I’m not sure if I’ve ranted before about the scourge of the “zero config” philosophy. But basically no, serverless_next, you should never create randomly named things all over AWS that no one will know what they are and serverless remove doesn’t even remove.

Just make me give you a freaking name for the app so I can track down all these little turds you drop all over AWS. A minimal basic forced configuration is much better than contorting your app into a stupid pretzel to reach zero configuration.

Hmm I’ve never seen a 400 returned for that, just 404, though 403 is fine if its critical to hide info.

I’m not actually sure how most routing services would handle this, personally I think if your server does know what resource is being requested and you’re able to tell the client what’s wrong, you should, rather than just for no reason denying that you know what the client is talking about. Like if you provide a malformed parameter in a POST request to a valid URL, that’s obviously a 400. It seems weird to me to vary this based on how the parameter is provided, it’s still a bad parameter. I guess technically it’s a 404 because the URL is bad, but meh. Doesn’t matter much either way.

IMO I’ve never seen a 400 returned for a bad URL in the request, only for bad parameters in the request body. AFAIK I’ve never seen a 400 returned for any GET. Could be wrong.

Is anyone doing Advent of Code this year? If there’s interest, it might be fun to set up a private leaderboard for bragging rights and/or repo to share solutions. Prior years are here.

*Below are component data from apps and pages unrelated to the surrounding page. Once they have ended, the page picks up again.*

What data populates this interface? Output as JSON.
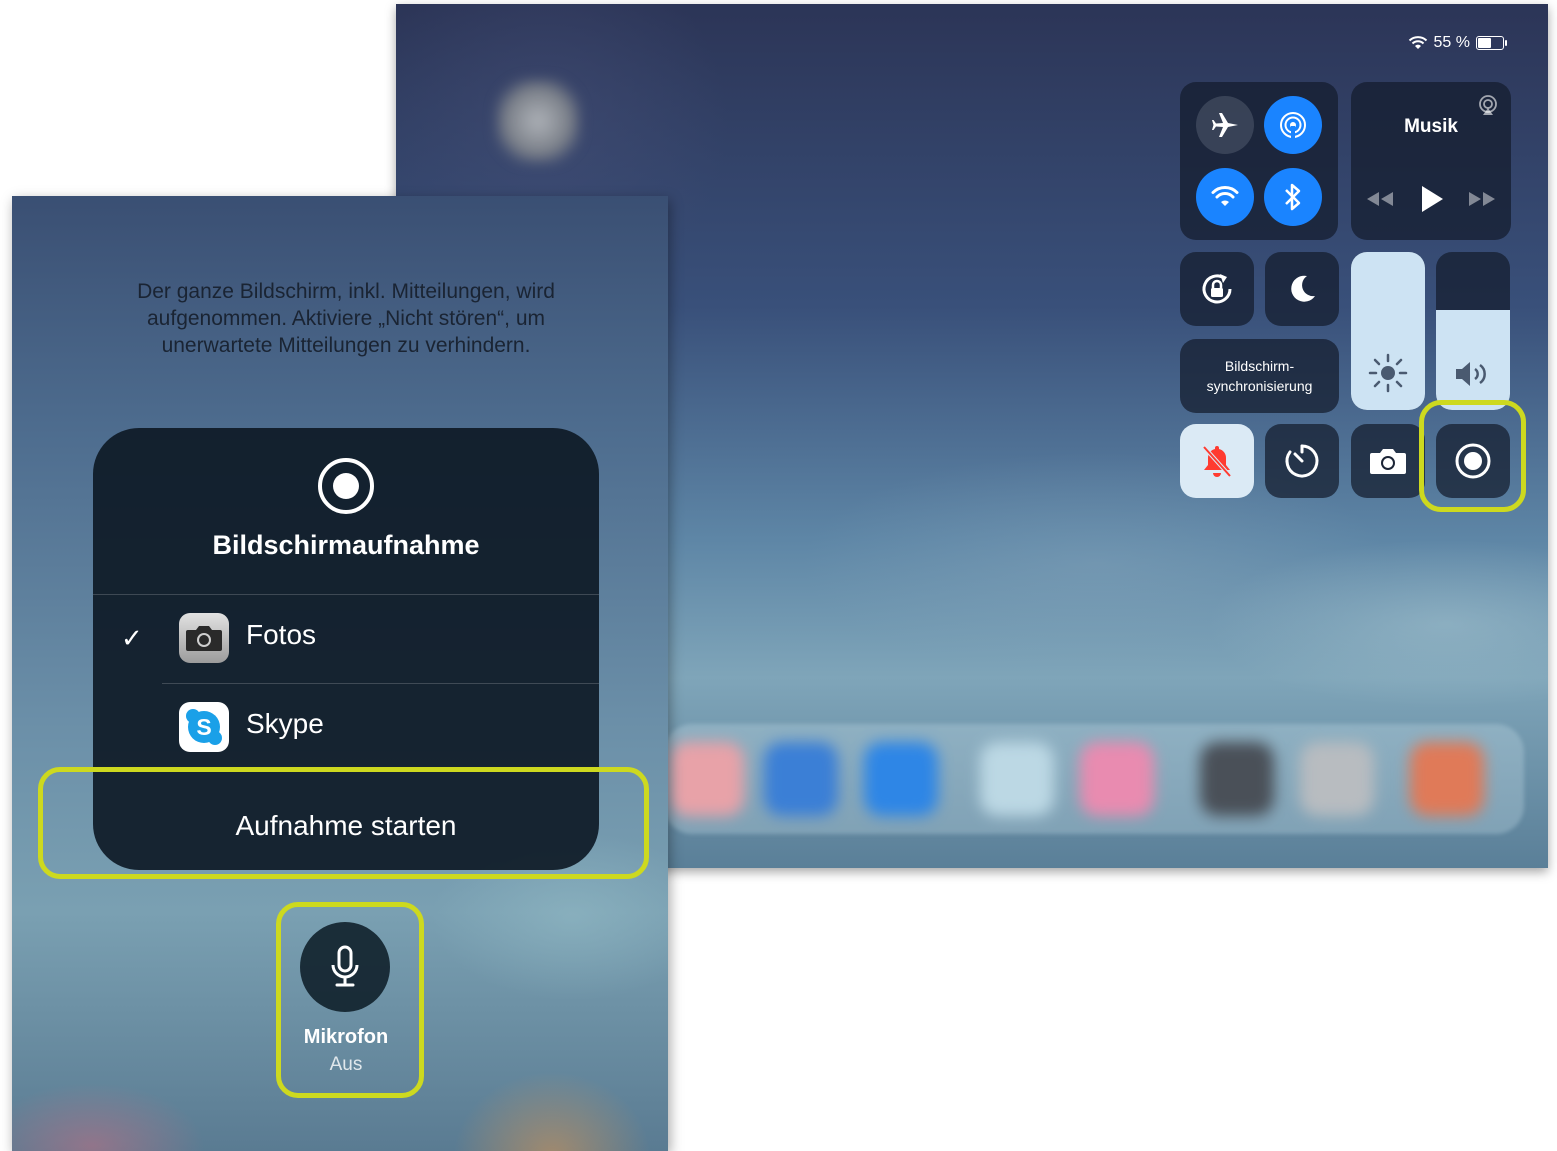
{
  "status_bar": {
    "battery_text": "55 %"
  },
  "control_center": {
    "music": {
      "title": "Musik"
    },
    "screen_mirroring_label_line1": "Bildschirm-",
    "screen_mirroring_label_line2": "synchronisierung",
    "icons": [
      "airplane-icon",
      "airdrop-icon",
      "wifi-icon",
      "bluetooth-icon",
      "rotation-lock-icon",
      "moon-icon",
      "brightness-icon",
      "volume-icon",
      "bell-mute-icon",
      "timer-icon",
      "camera-icon",
      "screen-record-icon",
      "airplay-icon",
      "rewind-icon",
      "play-icon",
      "fast-forward-icon"
    ],
    "brightness_level": 1.0,
    "volume_level": 0.63
  },
  "record_sheet": {
    "info_text": "Der ganze Bildschirm, inkl. Mitteilungen, wird aufgenommen. Aktiviere „Nicht stören“, um unerwartete Mitteilungen zu verhindern.",
    "title": "Bildschirmaufnahme",
    "destinations": [
      {
        "label": "Fotos",
        "selected": true,
        "icon": "camera-app-icon"
      },
      {
        "label": "Skype",
        "selected": false,
        "icon": "skype-app-icon"
      }
    ],
    "checkmark": "✓",
    "start_button": "Aufnahme starten",
    "microphone": {
      "title": "Mikrofon",
      "state": "Aus"
    }
  },
  "colors": {
    "highlight": "#cdd91f",
    "active_blue": "#1a84ff",
    "mute_red": "#ff3b30"
  }
}
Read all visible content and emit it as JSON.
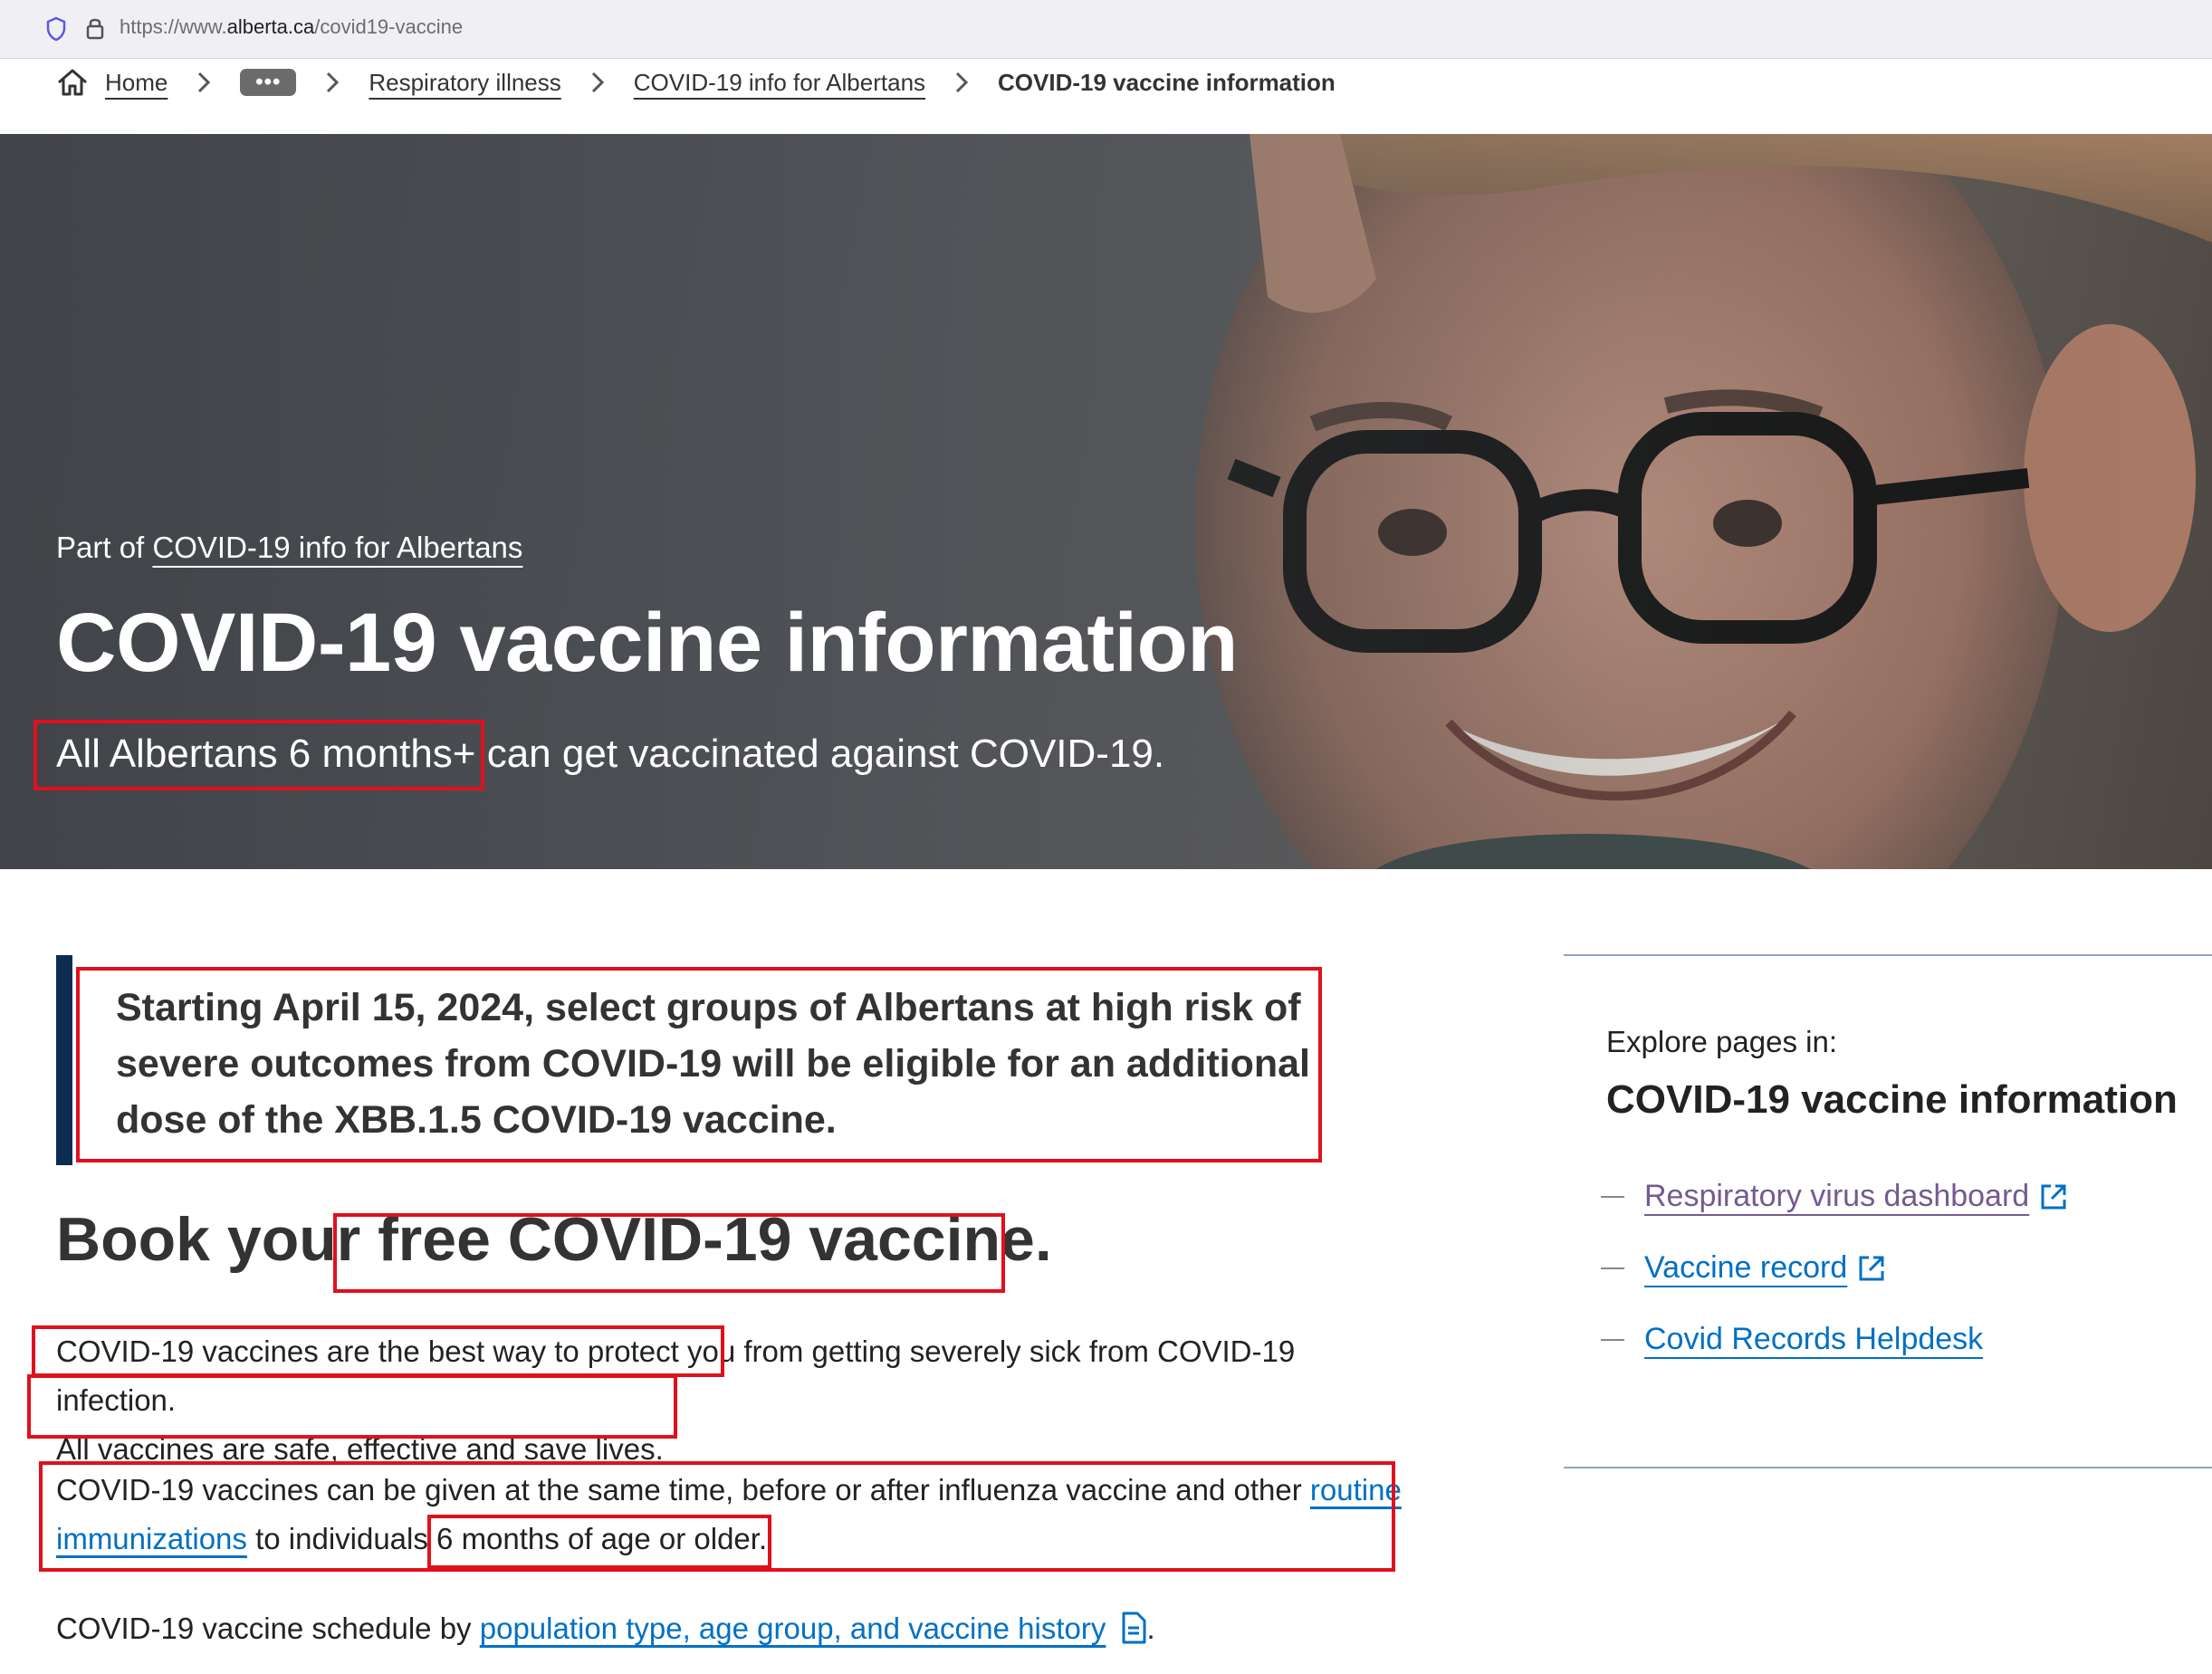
{
  "browser": {
    "url_prefix": "https://www.",
    "url_domain": "alberta.ca",
    "url_path": "/covid19-vaccine"
  },
  "breadcrumb": {
    "home": "Home",
    "more": "•••",
    "items": [
      "Respiratory illness",
      "COVID-19 info for Albertans"
    ],
    "current": "COVID-19 vaccine information"
  },
  "hero": {
    "part_of_prefix": "Part of ",
    "part_of_link": "COVID-19 info for Albertans",
    "title": "COVID-19 vaccine information",
    "subtitle_highlight": "All Albertans 6 months+",
    "subtitle_rest": " can get vaccinated against COVID-19."
  },
  "callout": {
    "text": "Starting April 15, 2024, select groups of Albertans at high risk of severe outcomes from COVID-19 will be eligible for an additional dose of the XBB.1.5 COVID-19 vaccine."
  },
  "book": {
    "prefix": "Book your",
    "highlight": " free COVID-19 vaccine."
  },
  "paragraphs": {
    "p1_part1": "COVID-19 vaccines are the best way to protect you",
    "p1_part2": " from getting severely sick from COVID-19 infection.",
    "p1_line2": "All vaccines are safe, effective and save lives.",
    "p2_text1": "COVID-19 vaccines can be given at the same time, before or after influenza vaccine and other ",
    "p2_link": "routine immunizations",
    "p2_text2": " to individuals ",
    "p2_text3": "6 months of age or older.",
    "p3_text": "COVID-19 vaccine schedule by ",
    "p3_link": "population type, age group, and vaccine history",
    "p3_end": "."
  },
  "sidebar": {
    "explore": "Explore pages in:",
    "title": "COVID-19 vaccine information",
    "links": [
      "Respiratory virus dashboard",
      "Vaccine record",
      "Covid Records Helpdesk"
    ]
  },
  "colors": {
    "link": "#0070c4",
    "visited_link": "#755a8e",
    "callout_bar": "#0c2d51",
    "annotation_red": "#e0101e"
  },
  "icons": [
    "shield-icon",
    "lock-icon",
    "home-icon",
    "chevron-right-icon",
    "external-link-icon",
    "document-icon"
  ]
}
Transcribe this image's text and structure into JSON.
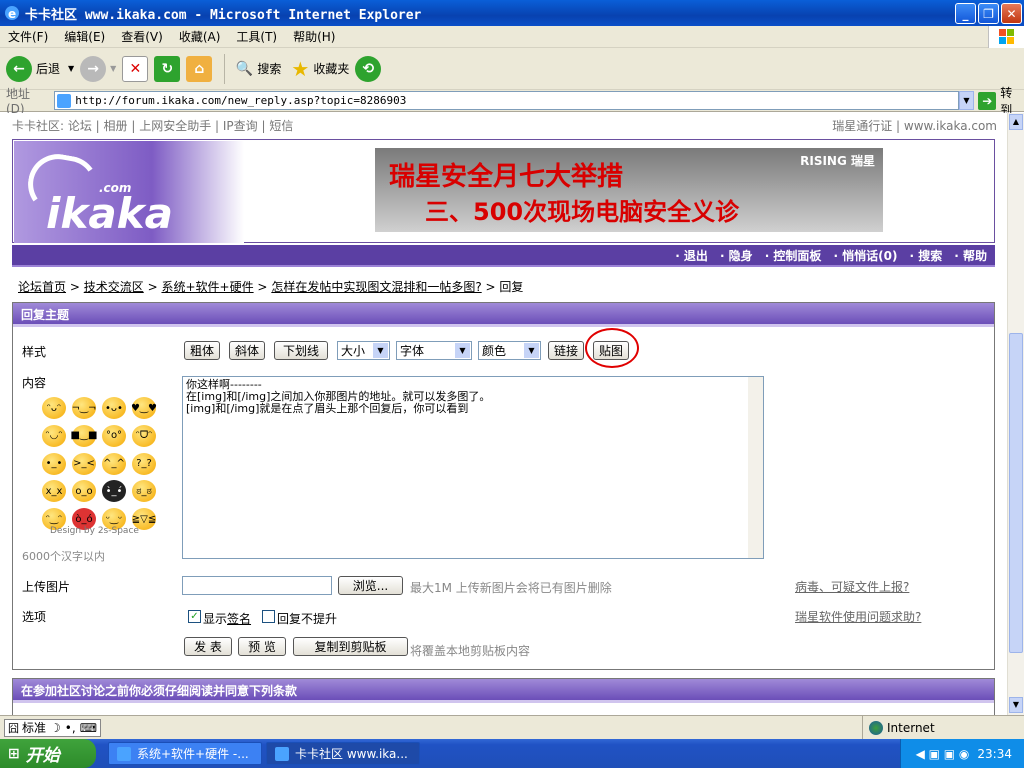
{
  "window": {
    "title": "卡卡社区 www.ikaka.com - Microsoft Internet Explorer"
  },
  "menu": [
    "文件(F)",
    "编辑(E)",
    "查看(V)",
    "收藏(A)",
    "工具(T)",
    "帮助(H)"
  ],
  "toolbar": {
    "back": "后退",
    "search": "搜索",
    "favorites": "收藏夹"
  },
  "address": {
    "label": "地址(D)",
    "url": "http://forum.ikaka.com/new_reply.asp?topic=8286903",
    "go": "转到"
  },
  "topnav": {
    "left": "卡卡社区: 论坛 | 相册 | 上网安全助手 | IP查询 | 短信",
    "right": "瑞星通行证 | www.ikaka.com"
  },
  "logo": {
    "text": "ikaka",
    "com": ".com"
  },
  "ad": {
    "line1": "瑞星安全月七大举措",
    "line2": "三、500次现场电脑安全义诊",
    "brand": "RISING 瑞星"
  },
  "navbar": [
    "· 退出",
    "· 隐身",
    "· 控制面板",
    "· 悄悄话(0)",
    "· 搜索",
    "· 帮助"
  ],
  "breadcrumb": {
    "home": "论坛首页",
    "s1": "技术交流区",
    "s2": "系统+软件+硬件",
    "s3": "怎样在发帖中实现图文混排和一帖多图?",
    "s4": "回复",
    "sep": ">"
  },
  "panel": {
    "title": "回复主题",
    "style_label": "样式",
    "bold": "粗体",
    "italic": "斜体",
    "underline": "下划线",
    "size": "大小",
    "font": "字体",
    "color": "颜色",
    "link": "链接",
    "image": "贴图",
    "content_label": "内容",
    "content": [
      "你这样啊--------",
      "在[img]和[/img]之间加入你那图片的地址。就可以发多图了。",
      "[img]和[/img]就是在点了眉头上那个回复后，你可以看到"
    ],
    "design": "Design by 2s-Space",
    "limit": "6000个汉字以内",
    "upload_label": "上传图片",
    "browse": "浏览...",
    "upload_hint": "最大1M 上传新图片会将已有图片删除",
    "virus_link": "病毒、可疑文件上报?",
    "options_label": "选项",
    "show_sig_1": "显示",
    "show_sig_2": "签名",
    "no_bump": "回复不提升",
    "help_link": "瑞星软件使用问题求助?",
    "submit": "发 表",
    "preview": "预 览",
    "copy": "复制到剪贴板",
    "copy_hint": "将覆盖本地剪贴板内容"
  },
  "panel2": {
    "title": "在参加社区讨论之前你必须仔细阅读并同意下列条款"
  },
  "status": {
    "ime": "标准",
    "zone": "Internet"
  },
  "taskbar": {
    "start": "开始",
    "task1": "系统+软件+硬件 -...",
    "task2": "卡卡社区 www.ika...",
    "clock": "23:34"
  }
}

Looks fun and I did get the right answer on the first one from last year (I’m sure others are way harder), but dunno about racing to do this. I’ve pretty much only been doing C++ recently and have to look up everything I’m doing in python (what I used for the first example).

Anyone here use Azure? I’m in the midst of writing my first app on it, have got to the point where I need to add some sort of logging, googled for help and it’s all pretty incomprehensible. One of those situations where it’s like “you can use anything!” and I’m like OK, sure, but what SHOULD I do.

One of the big problems in googling for assistance is the conflation of “logging” in terms of API calls, security logs and that kind of service-layer stuff and “logging” in terms of my code did a thing that I want to make a note of.

I just VPS all the things

My one experience with Azure was pretty similar - painful. I’d put AWS, Heroku and Digital Ocean all much better than Azure from a usability POV.

You want application logging. What language are you using? You should be able to just log and it will show up somewhere. Every running app should have a link to logs which will be a mix of system-level stuff added by Azure and whatever you log out.

Yeah I figured it out, wasn’t too tough in the end, just had to find the right set of instructions. I haven’t written in C# for like 5 years so I’m having to remember how everything works at the same time as learning how Azure works, not to mention .NET Core was only just a thing back then and things work slightly differently in that, the built in DI container is new, etc etc.

It’s nice to come back to C# after Java though, where the language helps me out instead of constantly getting in my way.